La danse, c’est une vraie passion pour Mathieu Casavant. Au fil des années, il a participé à de nombreuses compétitions à l’échelle canadienne avec sa partenaire Mélanie Martin, en plus d’enseigner différents types de danse à tous les niveaux de clientèles. Il possède également des certifications qui lui permettent d’être juge lors de certaines compétitions.

Pourtant, ce n’est qu’à l’âge de 17 ans que le Maskoutain s’est lancé dans la danse.

« J’ai commencé à Sainte-Rosalie, au Studio Harmonie, avec Alain Geoffrion [et Louise Harrison]. C’est avec eux que le plaisir de la danse sociale s’est développé », se remémore-t-il.

La vie l’a d’abord mené bien loin des arts puisqu’il est devenu bachelier en traduction, mais l’amour de la danse était trop fort et il a finalement opté pour des études en danse classique, contemporaine et jazz. Au fil du temps, il a même ouvert son propre studio, Quividanse, à Montréal, puis occupé un rôle important au Studio 2720.

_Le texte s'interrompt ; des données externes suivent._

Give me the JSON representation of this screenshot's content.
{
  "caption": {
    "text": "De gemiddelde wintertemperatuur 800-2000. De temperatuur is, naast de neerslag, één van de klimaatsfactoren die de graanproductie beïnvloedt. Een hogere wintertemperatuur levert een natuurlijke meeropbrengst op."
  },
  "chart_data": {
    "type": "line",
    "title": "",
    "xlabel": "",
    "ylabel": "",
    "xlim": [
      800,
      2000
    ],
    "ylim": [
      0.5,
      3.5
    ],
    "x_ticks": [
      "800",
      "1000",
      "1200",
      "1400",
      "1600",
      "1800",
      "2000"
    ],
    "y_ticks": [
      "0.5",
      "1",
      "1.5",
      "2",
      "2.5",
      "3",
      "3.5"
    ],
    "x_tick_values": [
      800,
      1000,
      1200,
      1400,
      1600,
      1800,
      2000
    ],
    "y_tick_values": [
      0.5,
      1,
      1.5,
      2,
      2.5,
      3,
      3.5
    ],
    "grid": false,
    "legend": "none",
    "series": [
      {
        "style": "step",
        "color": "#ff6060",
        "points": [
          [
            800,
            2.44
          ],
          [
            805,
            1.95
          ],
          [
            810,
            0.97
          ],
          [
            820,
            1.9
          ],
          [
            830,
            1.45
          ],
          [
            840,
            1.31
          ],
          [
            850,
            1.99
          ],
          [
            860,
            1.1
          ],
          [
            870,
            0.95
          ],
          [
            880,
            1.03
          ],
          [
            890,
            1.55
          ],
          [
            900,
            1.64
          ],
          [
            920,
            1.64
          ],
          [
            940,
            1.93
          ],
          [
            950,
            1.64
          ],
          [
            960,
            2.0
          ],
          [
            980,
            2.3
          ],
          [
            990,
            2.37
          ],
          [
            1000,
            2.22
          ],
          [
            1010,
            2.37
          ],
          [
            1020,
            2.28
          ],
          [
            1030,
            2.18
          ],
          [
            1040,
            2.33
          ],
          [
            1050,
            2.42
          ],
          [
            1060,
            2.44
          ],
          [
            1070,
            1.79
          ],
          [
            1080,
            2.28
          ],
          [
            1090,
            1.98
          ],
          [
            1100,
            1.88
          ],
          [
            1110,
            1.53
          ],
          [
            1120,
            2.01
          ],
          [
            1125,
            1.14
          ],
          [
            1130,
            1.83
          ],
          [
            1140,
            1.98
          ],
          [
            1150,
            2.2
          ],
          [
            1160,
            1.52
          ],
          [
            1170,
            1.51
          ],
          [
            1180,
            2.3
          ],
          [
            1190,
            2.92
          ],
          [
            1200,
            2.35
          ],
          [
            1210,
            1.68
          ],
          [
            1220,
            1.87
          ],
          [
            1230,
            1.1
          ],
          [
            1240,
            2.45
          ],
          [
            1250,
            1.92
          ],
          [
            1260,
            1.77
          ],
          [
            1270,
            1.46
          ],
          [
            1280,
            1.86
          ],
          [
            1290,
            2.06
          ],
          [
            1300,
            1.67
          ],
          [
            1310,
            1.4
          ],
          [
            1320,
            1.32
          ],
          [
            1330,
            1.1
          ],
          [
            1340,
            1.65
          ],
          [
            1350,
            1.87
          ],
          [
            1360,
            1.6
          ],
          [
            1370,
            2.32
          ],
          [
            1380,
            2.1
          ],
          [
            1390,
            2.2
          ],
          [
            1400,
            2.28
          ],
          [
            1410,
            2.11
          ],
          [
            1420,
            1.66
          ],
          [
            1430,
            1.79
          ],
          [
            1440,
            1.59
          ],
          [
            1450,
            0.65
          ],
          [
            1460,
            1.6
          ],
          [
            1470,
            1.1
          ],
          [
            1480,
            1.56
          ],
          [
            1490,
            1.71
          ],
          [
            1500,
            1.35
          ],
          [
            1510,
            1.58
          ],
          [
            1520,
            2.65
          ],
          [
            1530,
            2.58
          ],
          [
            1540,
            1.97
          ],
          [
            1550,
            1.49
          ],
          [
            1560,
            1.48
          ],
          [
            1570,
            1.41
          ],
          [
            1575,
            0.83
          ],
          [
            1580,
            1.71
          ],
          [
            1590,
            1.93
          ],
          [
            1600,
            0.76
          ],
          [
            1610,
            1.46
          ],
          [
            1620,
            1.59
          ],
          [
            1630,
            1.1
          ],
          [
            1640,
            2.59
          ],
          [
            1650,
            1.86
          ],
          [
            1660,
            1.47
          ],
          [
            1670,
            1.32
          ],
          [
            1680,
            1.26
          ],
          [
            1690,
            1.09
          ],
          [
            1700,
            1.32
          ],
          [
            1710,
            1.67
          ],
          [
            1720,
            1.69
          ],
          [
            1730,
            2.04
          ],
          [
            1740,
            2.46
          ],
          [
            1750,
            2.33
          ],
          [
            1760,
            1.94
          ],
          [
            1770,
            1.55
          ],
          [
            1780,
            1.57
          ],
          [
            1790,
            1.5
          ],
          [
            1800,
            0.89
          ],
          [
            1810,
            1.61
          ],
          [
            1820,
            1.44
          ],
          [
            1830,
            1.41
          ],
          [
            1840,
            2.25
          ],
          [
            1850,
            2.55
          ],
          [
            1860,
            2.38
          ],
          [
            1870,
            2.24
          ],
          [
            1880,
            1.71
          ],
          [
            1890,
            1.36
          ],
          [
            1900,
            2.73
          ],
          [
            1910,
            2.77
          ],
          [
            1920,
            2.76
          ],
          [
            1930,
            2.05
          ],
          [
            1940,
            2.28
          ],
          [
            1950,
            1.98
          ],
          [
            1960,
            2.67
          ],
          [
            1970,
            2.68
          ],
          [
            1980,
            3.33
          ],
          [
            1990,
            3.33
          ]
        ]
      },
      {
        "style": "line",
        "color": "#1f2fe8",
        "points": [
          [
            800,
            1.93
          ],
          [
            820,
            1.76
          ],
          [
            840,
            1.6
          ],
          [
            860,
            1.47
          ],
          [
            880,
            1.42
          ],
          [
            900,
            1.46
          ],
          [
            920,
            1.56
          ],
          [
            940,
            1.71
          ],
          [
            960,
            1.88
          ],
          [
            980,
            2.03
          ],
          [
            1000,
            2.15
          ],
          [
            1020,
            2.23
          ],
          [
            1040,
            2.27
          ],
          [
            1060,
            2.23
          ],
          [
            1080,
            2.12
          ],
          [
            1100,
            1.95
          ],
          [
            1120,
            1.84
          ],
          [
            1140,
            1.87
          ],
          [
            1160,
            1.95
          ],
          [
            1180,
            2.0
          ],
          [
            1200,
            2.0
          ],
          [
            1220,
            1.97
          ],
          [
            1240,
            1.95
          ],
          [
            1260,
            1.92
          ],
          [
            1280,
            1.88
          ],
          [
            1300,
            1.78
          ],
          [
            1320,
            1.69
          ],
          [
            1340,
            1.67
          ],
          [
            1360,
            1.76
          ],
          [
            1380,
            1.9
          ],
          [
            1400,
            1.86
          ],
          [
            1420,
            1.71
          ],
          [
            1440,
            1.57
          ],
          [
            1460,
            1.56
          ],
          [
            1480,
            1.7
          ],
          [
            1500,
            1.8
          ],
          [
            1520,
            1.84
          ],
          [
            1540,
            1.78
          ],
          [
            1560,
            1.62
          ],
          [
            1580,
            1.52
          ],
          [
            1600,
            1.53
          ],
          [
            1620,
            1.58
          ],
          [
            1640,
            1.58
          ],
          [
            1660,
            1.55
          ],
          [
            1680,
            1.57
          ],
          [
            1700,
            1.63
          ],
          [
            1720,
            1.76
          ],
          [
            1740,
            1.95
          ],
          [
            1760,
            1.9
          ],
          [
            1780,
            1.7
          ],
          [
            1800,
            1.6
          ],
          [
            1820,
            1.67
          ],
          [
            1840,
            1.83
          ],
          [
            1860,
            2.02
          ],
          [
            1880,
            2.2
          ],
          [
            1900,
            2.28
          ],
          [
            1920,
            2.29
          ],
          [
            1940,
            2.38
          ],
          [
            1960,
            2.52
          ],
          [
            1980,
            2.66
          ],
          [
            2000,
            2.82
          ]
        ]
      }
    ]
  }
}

Vu la situation pandémique et la suspension de la plupart de ses activités liées à la danse et à l’enseignement, Mathieu Casavant a choisi de sauter à pieds joints dans le réseau de la santé. Après avoir prêté main-forte comme aide de service dans un centre d’hébergement de Montréal au printemps, il a suivi la formation accélérée pour devenir préposé aux bénéficiaires en CHSLD et exerce cette nouvelle vocation au Centre d’hébergement de La Pinière à Laval.

« Je trouve que c’est un métier très gratifiant. On répond à des besoins de base que ces personnes ne pourraient pas faire sans nous. »

Il avoue toutefois avoir hâte de renouer avec la danse. « C’est de mettre une grosse partie de moi sur pause », conclut-il.